JESUS. a. After telling Simon the little parable about the two debtors, Jesus helped Simon reach the answer to the story. Which man loved the lender more? Simon says, the man who was forgiven  much. Jesus told him, Yes, you’re right!

b. Jesus then once again does the unexpected. He shocks the observers by praising a sinful woman in the company of righteous men. Jesus made her the hero, the champion. And then He did the unthinkable once again… He complained to Simon about his lack of hospitality. A guest must never, it was said, complain to the host. It might insult or shame the host. So the guest was supposed to take whatever came his way and was thankful for what he got. Simon was no doubt on his heels after Jesus’ rebuke. Jesus placed Himself in the position of authority! How uncouth and pretentious! It’s interesting that Jesus didn’t mind shaming Simon the religious leader, but He never even considered shaming the woman of ill repute.

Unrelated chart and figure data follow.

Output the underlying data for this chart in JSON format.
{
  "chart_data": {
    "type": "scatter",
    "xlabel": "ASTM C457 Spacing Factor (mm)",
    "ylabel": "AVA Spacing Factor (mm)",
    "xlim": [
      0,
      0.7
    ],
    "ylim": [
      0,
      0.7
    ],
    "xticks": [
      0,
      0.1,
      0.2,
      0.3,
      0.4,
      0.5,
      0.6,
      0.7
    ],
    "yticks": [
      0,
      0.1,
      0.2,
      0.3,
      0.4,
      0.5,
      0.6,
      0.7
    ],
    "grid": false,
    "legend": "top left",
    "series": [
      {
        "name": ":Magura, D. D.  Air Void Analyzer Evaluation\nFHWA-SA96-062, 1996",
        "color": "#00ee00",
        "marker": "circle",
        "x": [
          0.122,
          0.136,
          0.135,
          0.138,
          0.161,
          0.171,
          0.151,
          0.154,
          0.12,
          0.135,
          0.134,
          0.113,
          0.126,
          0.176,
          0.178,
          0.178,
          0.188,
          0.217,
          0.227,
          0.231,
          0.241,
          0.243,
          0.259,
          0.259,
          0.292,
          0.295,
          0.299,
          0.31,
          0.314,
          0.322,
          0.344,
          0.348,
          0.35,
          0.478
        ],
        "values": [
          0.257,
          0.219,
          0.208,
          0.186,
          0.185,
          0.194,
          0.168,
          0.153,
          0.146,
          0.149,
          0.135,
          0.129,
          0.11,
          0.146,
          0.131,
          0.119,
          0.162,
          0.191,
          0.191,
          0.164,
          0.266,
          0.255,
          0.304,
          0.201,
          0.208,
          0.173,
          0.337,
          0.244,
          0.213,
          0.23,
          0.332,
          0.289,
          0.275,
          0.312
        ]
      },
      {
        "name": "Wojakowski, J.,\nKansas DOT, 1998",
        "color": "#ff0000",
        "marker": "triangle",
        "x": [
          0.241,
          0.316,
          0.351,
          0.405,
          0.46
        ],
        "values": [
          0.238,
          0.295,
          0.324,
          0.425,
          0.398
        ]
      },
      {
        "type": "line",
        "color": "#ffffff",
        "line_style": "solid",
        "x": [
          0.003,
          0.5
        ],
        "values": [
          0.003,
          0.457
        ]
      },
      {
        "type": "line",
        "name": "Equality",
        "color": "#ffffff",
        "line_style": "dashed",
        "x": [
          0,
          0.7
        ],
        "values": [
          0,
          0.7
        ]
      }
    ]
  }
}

c. Jesus then says that because she has been forgiven of much, she loves much. And those who think they have sinned little, will then love little. She has been forgiven of many, many sins, so she is very, very grateful. On the other hand, how can you know of grace if you don’t see yourself as a sinner? The more you have sinned, the deeper your love and gratitude for God’s forgiveness.

d. Jesus then confirms that she has indeed been forgiven, and that it was her faith that saved her. Her tender acts of devotion were out of thankfulness for being forgiven before she even entered the house.

e. It looks like Jesus intended his little parable to help the woman be welcomed back into an accepting community as she transforms her life. He wants the others in the city, including the Pharisees, to accept her as Jesus has accepted her, a reformed sinner who needs the loving support of people surrounding her in her new faith. A woman who can now live a life without shame.